Determination (decision)

  1. In accordance with paragraph 52 of the Housing Ombudsman Scheme there was maladministration in the landlord’s handling of the resident’s request to disconnect his property from the communal heating system.
  2. In accordance with paragraph 52 of the Housing Ombudsman Scheme there was maladministration in the landlord’s handling of the resident’s complaint.

Reasons

  1. There was unreasonable delay in responding to the resident’s initial request, in March 2020. The landlord accepted this failing, but did not offer appropriate redress. The landlord, unreasonably, refused to outline its position in writing in September and November 2020. The officer who explained the decision to the resident was unaware of why/how the decision was reached, which was also inappropriate.

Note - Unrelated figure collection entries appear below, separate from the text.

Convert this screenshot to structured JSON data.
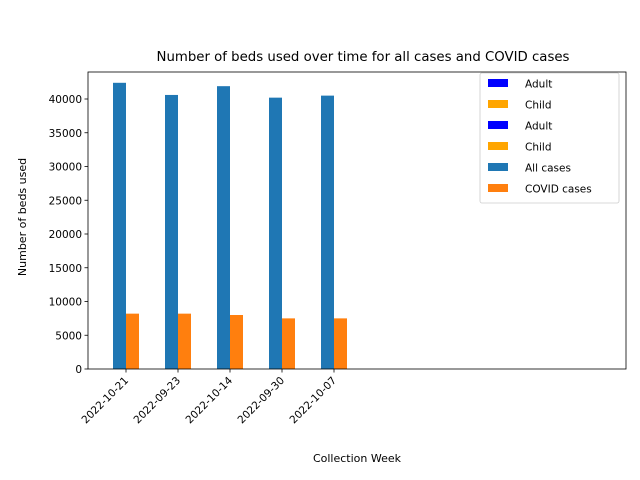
{
  "chart_data": {
    "type": "bar",
    "title": "Number of beds used over time for all cases and COVID cases",
    "xlabel": "Collection Week",
    "ylabel": "Number of beds used",
    "categories": [
      "2022-10-21",
      "2022-09-23",
      "2022-10-14",
      "2022-09-30",
      "2022-10-07"
    ],
    "series": [
      {
        "name": "All cases",
        "color": "#1f77b4",
        "values": [
          42400,
          40600,
          41900,
          40200,
          40500
        ]
      },
      {
        "name": "COVID cases",
        "color": "#ff7f0e",
        "values": [
          8200,
          8200,
          8000,
          7500,
          7500
        ]
      }
    ],
    "ylim": [
      0,
      44000
    ],
    "yticks": [
      0,
      5000,
      10000,
      15000,
      20000,
      25000,
      30000,
      35000,
      40000
    ],
    "grid": false,
    "legend": {
      "placement": "top-right",
      "entries": [
        {
          "label": "Adult",
          "color": "#0000ff"
        },
        {
          "label": "Child",
          "color": "#ffa500"
        },
        {
          "label": "Adult",
          "color": "#0000ff"
        },
        {
          "label": "Child",
          "color": "#ffa500"
        },
        {
          "label": "All cases",
          "color": "#1f77b4"
        },
        {
          "label": "COVID cases",
          "color": "#ff7f0e"
        }
      ]
    }
  }
}
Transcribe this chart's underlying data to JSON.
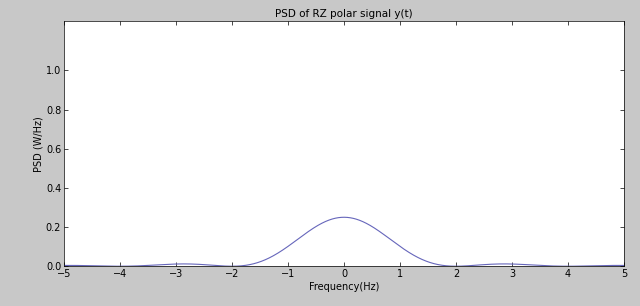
{
  "title": "PSD of RZ polar signal y(t)",
  "xlabel": "Frequency(Hz)",
  "ylabel": "PSD (W/Hz)",
  "xlim": [
    -5,
    5
  ],
  "ylim": [
    0,
    1.25
  ],
  "yticks": [
    0,
    0.2,
    0.4,
    0.6,
    0.8,
    1.0
  ],
  "xticks": [
    -5,
    -4,
    -3,
    -2,
    -1,
    0,
    1,
    2,
    3,
    4,
    5
  ],
  "line_color": "#6666bb",
  "background_color": "#c8c8c8",
  "axes_background": "#ffffff",
  "title_fontsize": 7.5,
  "label_fontsize": 7,
  "tick_fontsize": 7
}
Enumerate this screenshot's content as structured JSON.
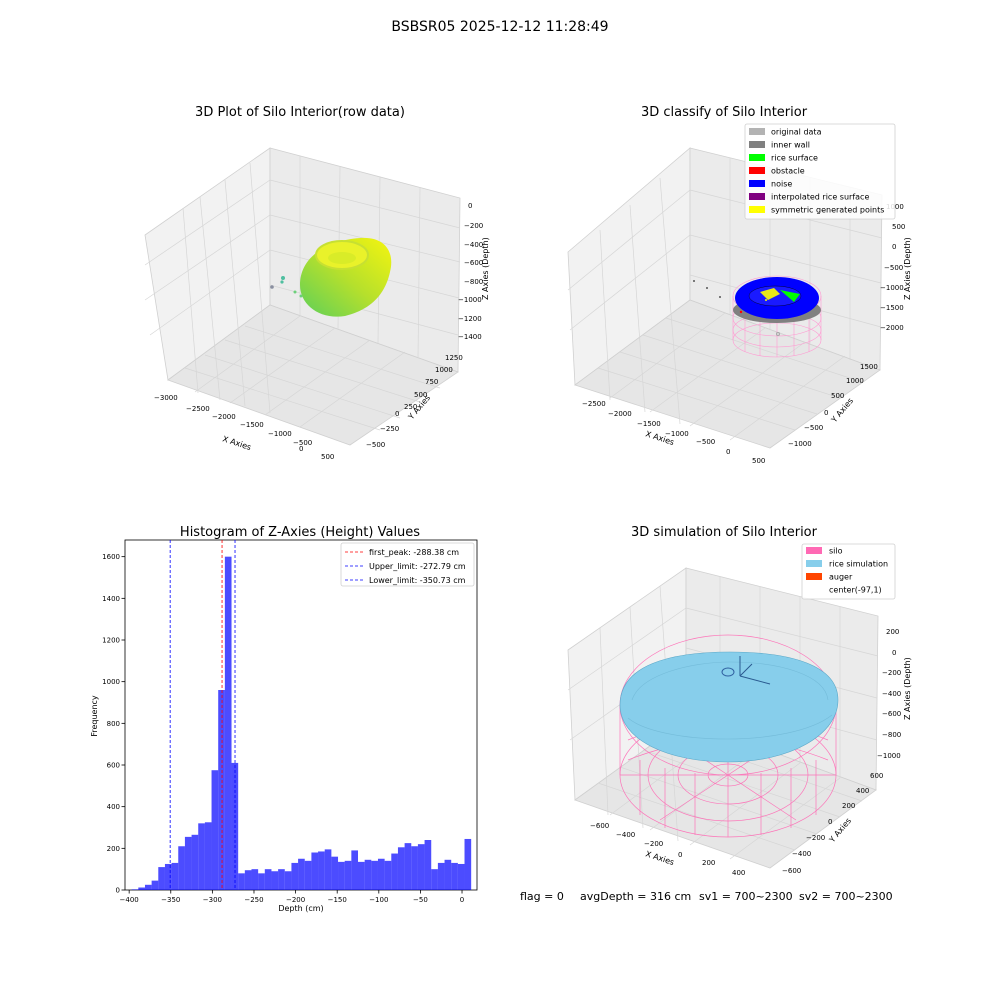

The response to the stage 1 complaint lacked detail, and it failed to offer a further explanation, when the resident asked it to. The stage 2 complaint response disregarded its earlier failings, and lacked meaningful learning about its actions. That it offered to waive the charge went some way to putting things right, but the redress the landlord offered did not fully put things right for him.
  2. The landlord created an unfair and hard to access complaints process for the resident. Its approach at stage 1 was unreasonable, and failed to correctly apply its policy and the Code. Its stage 2 complaint response went some way to putting this right, but failed to offer appropriate redress.

Orders

  1. Within 4 weeks, the landlord is ordered to:
    1. Apologise for the failings identified in this report.
    2. Pay the resident £425 in compensation, made up of:
      1. £175 in recognition of the inconvenience caused by its handling of the resident’s request to disconnect his property from the communal heating system.
      2. £250 in recognition of the inconvenience, time, and trouble cause by its handling of the resident’s complaint.

Recommendations

  1. It is recommended that the landlord creates a policy/procedure relating to residents’ requests to disconnect from communal heating systems (if it has not already done so). This is to assist it in having a more transparent and consistent decision making process.